METAL
Recycling aluminum saves 95% of the energy needed to produce new aluminum from raw materials. Energy saved from recycling one ton of aluminum is equal to the amount of electricity the average home uses over 10 years. (Keep America Beautiful, 2006)
Recycling one aluminum can saves enough energy to run a 100-watt bulb for 20 hours, a computer for 3 hours, or a TV for 2 hours. (EPA, 2008)
Recycling aluminum saves 95% of the energy used to make the material from scratch. That means you can make 20 cans out of recycled material with the same amount of energy it takes to make one can out of new material. Energy savings in 1993 alone were enough to light a city the size of Pittsburgh for six years.
Americans throw away enough aluminum every month to rebuild our entire commercial air fleet.
Recycling steel and tin cans saves 74% of the energy used to produce them.
Americans use 100 million tin and steel cans every day.
Americans throw out enough iron and steel to supply all the nation’s automakers on a continuous basis.
A steel mill using recycled scrap reduces related water pollution, air pollution and mining wastes by about 70%.
When you toss out one aluminum can you waste as much energy as if you’d filled the same can half-full of gasoline and poured it into the ground.
ALUMINUM
More than 50% of a new aluminum can is made from recycled aluminum.

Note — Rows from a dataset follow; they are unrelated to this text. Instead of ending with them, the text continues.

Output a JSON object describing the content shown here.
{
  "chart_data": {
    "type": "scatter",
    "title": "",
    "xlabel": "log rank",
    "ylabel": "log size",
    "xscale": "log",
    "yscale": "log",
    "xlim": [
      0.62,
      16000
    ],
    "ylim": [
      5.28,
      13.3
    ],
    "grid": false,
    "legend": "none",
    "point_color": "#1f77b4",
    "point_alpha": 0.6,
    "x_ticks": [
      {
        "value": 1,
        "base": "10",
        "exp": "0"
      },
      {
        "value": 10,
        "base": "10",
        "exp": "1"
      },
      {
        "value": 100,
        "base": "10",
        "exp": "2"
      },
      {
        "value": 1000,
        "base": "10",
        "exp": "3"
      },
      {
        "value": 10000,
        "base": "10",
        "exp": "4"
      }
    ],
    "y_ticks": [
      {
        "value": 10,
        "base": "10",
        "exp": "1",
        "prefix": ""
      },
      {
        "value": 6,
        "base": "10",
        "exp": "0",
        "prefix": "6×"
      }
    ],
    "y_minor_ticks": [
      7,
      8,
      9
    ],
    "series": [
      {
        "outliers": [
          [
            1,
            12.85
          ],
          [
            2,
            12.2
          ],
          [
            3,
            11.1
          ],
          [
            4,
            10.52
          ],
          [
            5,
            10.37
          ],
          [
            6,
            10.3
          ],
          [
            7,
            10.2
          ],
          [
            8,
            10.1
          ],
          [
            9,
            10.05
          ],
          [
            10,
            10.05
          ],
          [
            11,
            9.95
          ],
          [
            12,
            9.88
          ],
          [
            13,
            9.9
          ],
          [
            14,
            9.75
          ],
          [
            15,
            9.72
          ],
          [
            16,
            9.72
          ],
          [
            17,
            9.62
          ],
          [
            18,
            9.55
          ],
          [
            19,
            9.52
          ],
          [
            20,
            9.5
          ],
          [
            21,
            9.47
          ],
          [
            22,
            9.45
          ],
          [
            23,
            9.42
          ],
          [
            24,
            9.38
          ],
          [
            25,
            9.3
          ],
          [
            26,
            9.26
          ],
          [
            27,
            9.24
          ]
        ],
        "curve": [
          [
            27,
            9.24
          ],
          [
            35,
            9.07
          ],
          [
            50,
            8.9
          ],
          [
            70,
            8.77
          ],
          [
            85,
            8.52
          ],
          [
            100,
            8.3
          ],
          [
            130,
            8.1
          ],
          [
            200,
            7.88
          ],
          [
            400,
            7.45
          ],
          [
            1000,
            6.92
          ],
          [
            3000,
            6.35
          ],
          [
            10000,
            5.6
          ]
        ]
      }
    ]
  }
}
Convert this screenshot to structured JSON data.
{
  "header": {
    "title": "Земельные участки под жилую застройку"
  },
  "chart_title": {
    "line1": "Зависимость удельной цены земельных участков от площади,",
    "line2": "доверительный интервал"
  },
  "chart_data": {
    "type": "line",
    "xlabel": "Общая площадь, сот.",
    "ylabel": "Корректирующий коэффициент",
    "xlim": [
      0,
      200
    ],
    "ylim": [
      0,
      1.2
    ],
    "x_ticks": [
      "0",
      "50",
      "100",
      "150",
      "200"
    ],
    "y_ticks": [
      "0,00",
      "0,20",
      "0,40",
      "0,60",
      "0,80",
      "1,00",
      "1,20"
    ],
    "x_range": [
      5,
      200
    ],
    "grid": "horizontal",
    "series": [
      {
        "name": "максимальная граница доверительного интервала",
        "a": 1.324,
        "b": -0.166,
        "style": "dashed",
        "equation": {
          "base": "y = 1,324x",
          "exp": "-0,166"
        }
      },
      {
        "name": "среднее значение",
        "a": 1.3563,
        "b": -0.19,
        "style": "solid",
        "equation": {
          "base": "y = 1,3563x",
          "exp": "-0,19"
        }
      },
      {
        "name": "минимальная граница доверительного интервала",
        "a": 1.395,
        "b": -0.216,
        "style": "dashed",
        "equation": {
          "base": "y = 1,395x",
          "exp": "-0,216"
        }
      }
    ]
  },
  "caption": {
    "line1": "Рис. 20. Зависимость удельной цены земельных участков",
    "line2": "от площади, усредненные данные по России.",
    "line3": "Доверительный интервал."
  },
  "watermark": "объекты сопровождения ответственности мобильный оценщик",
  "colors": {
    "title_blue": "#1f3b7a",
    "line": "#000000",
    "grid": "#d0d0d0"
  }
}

The 36 billion aluminum cans landfilled last year had a scrap value of more than $600 million. (Some day we'll be mining our landfills for the resources we've buried.)
STEEL
The steel industry's annual recycling saves the equivalent energy to electrically power about 18 million households for a year. Every time a ton of steel is recycled, 2500 pounds of iron ore, 1000 pounds of coal and 40 pounds of limestone is preserved.
Every day Americans use enough steel and tin cans to make a steel pipe running from Los Angeles to New York... and back. If we only recycle one-tenth of the cans we now throw away, we'd save about 3.2 billion of them every year.
The average American throws out about 61 lbs. of tin cans every month.
About 70% of all metal used just once and is discarded. The remaining 30% is recycled. After 5 cycles, one-fourth of 1% of the metal remains in circulation.